Ugh, oh man. OK. So, it turns out I reviewed another of Ashford’s books last year, Whisper of the Moon Moth, and I really wish I had realized these books were by the same author before I had started it. It also explains why this stupid book refused to stop popping up in my “Recommended For You” List on my Kindle. A quick recap of why I wasn’t thrilled with Moon Moth: basically I really don’t like novels that try to make suppositions about real people. It just bugs me. You don’t actually know them or what they thought about things, author! Don’t put words in their mouths. Come up with your own characters and your own stories. It doesn’t bug me quite as much if we’re going further back in history, but if it’s within the last two or three generations? Please just don’t.
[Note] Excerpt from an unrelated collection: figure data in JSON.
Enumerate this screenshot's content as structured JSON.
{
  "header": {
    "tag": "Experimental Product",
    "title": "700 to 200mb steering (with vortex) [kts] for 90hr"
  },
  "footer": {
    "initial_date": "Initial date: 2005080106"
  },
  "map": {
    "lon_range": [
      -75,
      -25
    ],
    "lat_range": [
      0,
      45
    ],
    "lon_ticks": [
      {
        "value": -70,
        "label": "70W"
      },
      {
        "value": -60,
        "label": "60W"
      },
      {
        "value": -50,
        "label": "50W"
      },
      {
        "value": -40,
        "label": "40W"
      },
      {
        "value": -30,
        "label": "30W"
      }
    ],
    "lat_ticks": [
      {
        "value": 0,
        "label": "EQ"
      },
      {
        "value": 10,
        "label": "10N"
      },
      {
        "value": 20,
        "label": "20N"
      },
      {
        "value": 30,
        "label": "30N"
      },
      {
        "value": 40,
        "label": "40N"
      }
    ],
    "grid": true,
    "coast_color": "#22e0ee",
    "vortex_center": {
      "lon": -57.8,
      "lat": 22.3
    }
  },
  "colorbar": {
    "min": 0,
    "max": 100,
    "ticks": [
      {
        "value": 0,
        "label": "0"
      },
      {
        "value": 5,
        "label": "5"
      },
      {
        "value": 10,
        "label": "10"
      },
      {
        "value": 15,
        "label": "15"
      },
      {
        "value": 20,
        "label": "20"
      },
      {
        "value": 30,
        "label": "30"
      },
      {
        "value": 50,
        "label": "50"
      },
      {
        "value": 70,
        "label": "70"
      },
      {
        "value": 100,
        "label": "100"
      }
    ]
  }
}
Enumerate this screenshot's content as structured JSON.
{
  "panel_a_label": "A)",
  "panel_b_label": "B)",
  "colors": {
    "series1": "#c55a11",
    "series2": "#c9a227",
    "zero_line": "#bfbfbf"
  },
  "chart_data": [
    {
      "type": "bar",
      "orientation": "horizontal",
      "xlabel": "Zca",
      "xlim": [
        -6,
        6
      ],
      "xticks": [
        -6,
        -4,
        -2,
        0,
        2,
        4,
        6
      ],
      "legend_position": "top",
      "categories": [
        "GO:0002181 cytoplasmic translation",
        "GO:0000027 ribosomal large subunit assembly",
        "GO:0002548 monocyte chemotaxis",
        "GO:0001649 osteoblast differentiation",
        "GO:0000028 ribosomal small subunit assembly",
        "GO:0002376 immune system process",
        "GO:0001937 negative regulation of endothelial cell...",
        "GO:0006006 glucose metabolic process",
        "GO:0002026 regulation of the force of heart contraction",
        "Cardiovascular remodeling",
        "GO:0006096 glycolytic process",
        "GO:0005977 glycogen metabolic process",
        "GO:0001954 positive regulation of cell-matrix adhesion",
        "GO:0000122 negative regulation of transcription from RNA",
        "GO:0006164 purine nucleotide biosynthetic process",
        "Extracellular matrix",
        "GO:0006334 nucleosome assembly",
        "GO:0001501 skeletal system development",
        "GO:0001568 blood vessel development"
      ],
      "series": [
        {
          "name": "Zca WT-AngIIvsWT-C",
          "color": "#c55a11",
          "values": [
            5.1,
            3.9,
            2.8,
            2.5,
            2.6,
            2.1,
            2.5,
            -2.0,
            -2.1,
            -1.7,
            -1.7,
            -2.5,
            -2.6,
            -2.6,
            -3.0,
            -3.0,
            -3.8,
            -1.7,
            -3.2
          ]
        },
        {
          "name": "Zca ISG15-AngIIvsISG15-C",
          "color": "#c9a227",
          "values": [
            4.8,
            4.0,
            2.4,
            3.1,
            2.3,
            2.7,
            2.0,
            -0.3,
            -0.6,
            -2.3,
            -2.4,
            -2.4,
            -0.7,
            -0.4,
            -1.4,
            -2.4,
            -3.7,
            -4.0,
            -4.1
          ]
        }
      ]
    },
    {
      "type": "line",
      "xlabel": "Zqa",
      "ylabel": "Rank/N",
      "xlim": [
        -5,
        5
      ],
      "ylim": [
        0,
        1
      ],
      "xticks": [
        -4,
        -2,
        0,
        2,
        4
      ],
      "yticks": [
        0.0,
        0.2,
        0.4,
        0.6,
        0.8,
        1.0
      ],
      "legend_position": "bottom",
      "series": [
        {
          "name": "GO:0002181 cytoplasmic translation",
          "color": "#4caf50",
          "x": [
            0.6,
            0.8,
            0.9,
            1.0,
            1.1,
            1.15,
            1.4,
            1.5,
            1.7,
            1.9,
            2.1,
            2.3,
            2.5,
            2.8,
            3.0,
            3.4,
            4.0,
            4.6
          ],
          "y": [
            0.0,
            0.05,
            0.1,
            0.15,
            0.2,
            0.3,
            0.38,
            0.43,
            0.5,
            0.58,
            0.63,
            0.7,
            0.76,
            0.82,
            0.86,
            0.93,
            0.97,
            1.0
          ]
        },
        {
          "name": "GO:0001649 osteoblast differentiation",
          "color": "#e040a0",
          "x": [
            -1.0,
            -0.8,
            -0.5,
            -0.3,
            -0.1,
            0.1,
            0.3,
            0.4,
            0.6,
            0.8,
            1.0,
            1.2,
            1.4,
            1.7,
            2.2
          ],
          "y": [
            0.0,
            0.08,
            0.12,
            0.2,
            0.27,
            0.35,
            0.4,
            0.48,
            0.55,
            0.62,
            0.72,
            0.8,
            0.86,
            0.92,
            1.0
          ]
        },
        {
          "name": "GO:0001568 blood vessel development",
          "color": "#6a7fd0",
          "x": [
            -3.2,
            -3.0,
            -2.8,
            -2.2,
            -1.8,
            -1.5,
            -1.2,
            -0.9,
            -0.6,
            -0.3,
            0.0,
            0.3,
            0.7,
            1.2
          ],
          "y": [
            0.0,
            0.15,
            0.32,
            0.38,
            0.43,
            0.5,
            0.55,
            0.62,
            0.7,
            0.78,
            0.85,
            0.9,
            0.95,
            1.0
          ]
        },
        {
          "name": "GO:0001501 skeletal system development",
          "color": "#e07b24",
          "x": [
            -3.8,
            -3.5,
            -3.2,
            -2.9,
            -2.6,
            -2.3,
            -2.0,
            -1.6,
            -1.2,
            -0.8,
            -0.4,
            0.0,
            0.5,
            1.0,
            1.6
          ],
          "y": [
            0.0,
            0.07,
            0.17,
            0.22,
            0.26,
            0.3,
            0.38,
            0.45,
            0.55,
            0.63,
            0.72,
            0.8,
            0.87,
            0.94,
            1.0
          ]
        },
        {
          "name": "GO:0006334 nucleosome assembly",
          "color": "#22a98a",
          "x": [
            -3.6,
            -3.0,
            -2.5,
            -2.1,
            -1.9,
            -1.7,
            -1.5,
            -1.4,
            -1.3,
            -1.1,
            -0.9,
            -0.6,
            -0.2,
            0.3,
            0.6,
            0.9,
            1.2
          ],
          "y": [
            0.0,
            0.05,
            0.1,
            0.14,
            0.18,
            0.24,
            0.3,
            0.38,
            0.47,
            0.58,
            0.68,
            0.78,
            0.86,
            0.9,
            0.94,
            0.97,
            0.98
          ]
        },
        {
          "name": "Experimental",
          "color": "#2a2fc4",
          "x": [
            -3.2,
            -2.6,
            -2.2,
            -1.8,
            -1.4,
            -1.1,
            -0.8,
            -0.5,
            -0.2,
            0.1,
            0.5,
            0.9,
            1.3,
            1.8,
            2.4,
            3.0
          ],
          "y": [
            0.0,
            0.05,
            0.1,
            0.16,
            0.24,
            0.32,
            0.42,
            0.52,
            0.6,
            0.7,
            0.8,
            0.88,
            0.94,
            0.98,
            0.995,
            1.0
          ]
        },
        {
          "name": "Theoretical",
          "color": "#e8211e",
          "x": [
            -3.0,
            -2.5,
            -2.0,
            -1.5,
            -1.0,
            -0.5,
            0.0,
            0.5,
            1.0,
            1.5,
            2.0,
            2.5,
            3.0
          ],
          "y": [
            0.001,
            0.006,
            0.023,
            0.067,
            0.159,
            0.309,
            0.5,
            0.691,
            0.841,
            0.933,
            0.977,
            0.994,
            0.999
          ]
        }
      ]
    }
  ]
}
Essentially, there was really no way I was going to like this book, thanks to that prejudice of mine. On top of that, this one really just wasn’t nearly as good as Moon Moth, which bugged me but overall I could see the good book in there that someone else might enjoy.
This is theoretically a fictionalized account of how Agatha Christie met her second husband, Max Mallowan, in Egypt. What it actually is, however, is a melodramatic soap opera about a silly ninny of a woman who runs away to Africa and has adventures with two other equally overwrought women that she meets on the Orient Express on her way there. Oh, and be careful, because you are going to want to pick up your feet lest you trip over the Christie Easter Eggs dropped all over the place.
On the way to Africa, Christie (who is traveling incognito as “Mary”) is assigned a train car with an extremely glamorous and mysterious woman named Katherine Menke who is on her way back to an archaeological dig that she works on with her fiancee Leonard Woolley. Both Katherine and Leonard are real people, and both were actually friends of Christie’s and coworkers with Max, that is where the historical accuracy comes from, if you can call it that. Basically, the author takes rumors that have circulated about Katherine and, while they might very well be true, turn them into more of a salacious plot device than an actual condition that a person might struggle with.
Then there is also the poor little rich girl, Nancy, that Agatha meets after following her around because she reminds Agatha of her husband’s mistress. This is not a real person, and I really, really wish she had been left out. Good God is her plot line obnoxious and very much in place to add an unnecessary air of mystery and more soapy drama.
I kind of wanted to throw this book at the wall by the time I finished it. Mainly, I just really hated the person Agatha is in this book. She’s sniveling, and weak, and so self destructively fixated on so few, and such silly, things. I mean, yes, this is happening during an especially difficult point in her life, but there is no was that superficial twit came up with Miss Marple.
I know other people liked this book way better than I did. I don’t want to take that away from them, but this one really was NOT for me. Had I payed a little bit of attention, I would have known it was not for me, so I have no one really to blame but myself.
I am going to use this for my Travel square on my Bingo Card.